As polymorphism has been given importance in the recent literatures owing to its relevance to the drugs having oral dosage forms due to its apparent relation to dose preparation/suitability in composition steps/bioavailability and other pharmaceutical profiles, stable polymorphic form of a drug has often remained the clear choice in compositions due to various reasons of handling, mixing and further processing including bioavailability and stability.
Exploring new process for these stable polymorphic forms which are amenable to scale up for pharmaceutically active/useful compounds such as 4-[4-({[4-chloro-3-(trifluoromethyl)phenyl]carbamoyl)}amino)-3-fluorophenoxy]-N-methylpyridine-2-carboxamide or Regorafenib may thus provide an opportunity to improve the drug performance characteristics of such products.
Hence, inventors of the present application report a process for the preparation of a stable and usable form of 4-[4-({[4-chloro-3-(trifluoromethyl)phenyl]carbamoyl}amino)-3-fluorophenoxy]-N-methylpyridine-2-carboxamide Regorafenib, which may be industrially amenable and usable for preparing the corresponding pharmaceutical compositions.

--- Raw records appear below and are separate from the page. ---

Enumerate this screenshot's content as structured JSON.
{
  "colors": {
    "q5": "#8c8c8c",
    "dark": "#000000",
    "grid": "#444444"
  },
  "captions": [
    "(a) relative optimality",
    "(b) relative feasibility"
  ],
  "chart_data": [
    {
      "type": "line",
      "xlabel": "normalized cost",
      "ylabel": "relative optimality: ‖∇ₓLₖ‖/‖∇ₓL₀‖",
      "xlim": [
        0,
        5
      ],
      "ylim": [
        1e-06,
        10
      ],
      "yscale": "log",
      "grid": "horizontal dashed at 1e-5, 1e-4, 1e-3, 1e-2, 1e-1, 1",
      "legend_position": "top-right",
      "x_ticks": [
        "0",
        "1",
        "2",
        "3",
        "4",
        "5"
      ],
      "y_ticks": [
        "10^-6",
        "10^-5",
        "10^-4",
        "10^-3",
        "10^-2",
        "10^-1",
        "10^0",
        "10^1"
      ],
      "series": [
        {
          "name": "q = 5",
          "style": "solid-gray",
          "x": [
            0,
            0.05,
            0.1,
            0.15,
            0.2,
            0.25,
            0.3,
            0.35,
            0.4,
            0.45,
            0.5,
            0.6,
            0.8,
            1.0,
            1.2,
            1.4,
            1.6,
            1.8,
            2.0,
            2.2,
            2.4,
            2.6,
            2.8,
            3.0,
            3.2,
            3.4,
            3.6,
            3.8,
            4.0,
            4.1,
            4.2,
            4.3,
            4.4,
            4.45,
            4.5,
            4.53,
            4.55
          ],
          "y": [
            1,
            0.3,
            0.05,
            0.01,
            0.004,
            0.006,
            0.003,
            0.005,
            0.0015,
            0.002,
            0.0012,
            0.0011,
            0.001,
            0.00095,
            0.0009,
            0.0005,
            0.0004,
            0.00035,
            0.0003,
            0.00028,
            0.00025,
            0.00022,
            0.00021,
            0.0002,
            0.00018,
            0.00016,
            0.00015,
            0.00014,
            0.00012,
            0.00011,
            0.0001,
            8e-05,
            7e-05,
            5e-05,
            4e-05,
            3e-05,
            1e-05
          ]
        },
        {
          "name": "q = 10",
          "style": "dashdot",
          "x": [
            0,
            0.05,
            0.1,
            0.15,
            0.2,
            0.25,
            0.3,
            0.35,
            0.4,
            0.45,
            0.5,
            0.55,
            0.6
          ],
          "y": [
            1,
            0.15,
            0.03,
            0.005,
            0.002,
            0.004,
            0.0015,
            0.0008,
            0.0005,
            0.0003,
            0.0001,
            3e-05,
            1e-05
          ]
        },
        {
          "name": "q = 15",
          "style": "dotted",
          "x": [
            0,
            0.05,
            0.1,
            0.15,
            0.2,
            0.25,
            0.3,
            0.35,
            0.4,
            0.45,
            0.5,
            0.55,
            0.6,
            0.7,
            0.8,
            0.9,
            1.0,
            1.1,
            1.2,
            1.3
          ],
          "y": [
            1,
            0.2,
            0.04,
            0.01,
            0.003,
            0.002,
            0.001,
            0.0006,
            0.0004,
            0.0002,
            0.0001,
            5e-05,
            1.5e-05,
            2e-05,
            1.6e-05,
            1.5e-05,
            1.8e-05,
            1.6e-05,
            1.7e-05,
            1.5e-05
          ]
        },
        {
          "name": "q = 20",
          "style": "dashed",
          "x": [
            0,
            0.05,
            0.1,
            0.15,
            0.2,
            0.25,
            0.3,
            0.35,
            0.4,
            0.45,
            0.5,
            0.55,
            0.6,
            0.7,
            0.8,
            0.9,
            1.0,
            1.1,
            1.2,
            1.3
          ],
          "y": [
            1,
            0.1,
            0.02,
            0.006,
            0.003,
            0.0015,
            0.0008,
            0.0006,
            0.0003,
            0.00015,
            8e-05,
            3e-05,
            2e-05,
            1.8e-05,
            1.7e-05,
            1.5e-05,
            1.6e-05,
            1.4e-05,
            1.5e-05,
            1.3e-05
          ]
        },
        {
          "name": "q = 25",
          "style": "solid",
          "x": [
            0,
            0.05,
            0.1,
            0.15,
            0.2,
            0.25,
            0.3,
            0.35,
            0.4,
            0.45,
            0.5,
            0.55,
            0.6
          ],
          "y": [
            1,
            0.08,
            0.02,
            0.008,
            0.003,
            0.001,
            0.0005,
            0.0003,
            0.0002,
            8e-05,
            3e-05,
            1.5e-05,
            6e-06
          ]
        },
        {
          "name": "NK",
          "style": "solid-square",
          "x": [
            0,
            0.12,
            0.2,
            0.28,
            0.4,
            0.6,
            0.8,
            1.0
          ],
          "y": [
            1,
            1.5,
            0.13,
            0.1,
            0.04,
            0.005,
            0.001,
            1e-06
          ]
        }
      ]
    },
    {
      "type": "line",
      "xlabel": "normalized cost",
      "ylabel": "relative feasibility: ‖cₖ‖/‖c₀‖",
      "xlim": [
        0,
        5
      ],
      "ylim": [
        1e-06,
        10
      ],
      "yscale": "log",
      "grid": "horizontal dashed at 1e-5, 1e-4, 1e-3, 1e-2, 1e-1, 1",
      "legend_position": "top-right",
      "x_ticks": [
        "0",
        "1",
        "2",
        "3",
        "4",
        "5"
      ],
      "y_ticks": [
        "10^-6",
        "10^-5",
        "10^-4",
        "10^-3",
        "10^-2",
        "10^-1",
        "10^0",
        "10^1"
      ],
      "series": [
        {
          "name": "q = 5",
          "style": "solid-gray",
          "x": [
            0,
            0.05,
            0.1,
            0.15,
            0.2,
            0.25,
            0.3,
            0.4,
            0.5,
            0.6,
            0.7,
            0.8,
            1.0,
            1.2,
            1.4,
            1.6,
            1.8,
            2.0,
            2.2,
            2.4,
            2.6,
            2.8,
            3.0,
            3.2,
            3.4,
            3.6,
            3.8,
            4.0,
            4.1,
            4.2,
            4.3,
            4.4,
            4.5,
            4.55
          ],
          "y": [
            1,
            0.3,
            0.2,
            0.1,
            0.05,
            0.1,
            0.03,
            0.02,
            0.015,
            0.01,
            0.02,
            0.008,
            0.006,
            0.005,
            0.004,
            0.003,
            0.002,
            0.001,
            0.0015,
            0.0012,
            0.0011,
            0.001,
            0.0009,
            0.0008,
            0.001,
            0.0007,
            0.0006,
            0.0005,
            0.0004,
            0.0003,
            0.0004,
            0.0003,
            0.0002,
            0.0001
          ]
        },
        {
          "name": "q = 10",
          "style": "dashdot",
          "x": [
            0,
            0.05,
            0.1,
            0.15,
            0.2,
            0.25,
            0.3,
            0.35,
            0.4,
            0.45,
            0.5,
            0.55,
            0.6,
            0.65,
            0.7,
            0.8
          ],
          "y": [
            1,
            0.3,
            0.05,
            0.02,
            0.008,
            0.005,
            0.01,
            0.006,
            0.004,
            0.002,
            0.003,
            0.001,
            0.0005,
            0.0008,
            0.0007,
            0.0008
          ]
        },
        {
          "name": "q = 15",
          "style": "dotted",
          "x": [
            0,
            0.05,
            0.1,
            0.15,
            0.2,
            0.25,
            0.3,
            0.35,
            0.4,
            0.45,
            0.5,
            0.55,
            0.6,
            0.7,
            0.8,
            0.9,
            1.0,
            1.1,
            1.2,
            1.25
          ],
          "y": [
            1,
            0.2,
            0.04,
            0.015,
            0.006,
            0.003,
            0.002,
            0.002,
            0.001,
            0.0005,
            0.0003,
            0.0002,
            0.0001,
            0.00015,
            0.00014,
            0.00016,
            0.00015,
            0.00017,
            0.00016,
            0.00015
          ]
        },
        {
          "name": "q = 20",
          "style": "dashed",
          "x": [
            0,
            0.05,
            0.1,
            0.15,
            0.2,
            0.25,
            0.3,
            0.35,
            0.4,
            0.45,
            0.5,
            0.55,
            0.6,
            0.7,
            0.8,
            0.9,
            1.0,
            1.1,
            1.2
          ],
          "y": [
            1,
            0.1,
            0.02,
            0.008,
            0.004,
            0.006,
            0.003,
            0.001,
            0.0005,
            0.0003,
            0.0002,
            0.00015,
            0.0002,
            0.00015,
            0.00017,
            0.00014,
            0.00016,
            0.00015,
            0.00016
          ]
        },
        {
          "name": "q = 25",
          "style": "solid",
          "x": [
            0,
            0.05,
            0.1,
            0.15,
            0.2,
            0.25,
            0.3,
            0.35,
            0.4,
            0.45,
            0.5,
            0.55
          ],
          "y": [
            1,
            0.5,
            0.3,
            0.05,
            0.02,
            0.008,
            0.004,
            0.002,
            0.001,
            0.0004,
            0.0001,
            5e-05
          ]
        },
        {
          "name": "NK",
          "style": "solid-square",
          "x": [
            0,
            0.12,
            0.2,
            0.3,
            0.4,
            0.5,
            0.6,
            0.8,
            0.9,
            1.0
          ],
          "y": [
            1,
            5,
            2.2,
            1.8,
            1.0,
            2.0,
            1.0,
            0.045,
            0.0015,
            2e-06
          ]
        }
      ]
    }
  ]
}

The present invention provides an improved process for the preparation of 4-[4-({[4-chloro-3-(trifluoromethyl)phenyl]carbamoyl}amino)-3-fluorophenoxy]-N-methylpyridine-2-carboxamide or Regorafenib crystalline forms specifically for crystalline polymorphic forms Form I and Form III. Crystalline polymorphic forms of 4-[4-({[4-chloro-3-(trifluoromethyl) phenyl]carbamoyl}amino)-3-fluorophenoxy]-N-methylpyridine-2 -carboxamide or Regorafenib obtained by the process of the present invention is non-hygroscopic and chemically stable and has good dissolution properties.
In view of the above and to overcome the prior-art problems the present inventors had now developed an improved process for the preparation of Regorafenib, using industrially feasible and viable process, with the use of industrially friendly solvents, which does not include tedious work up and time lagging steps.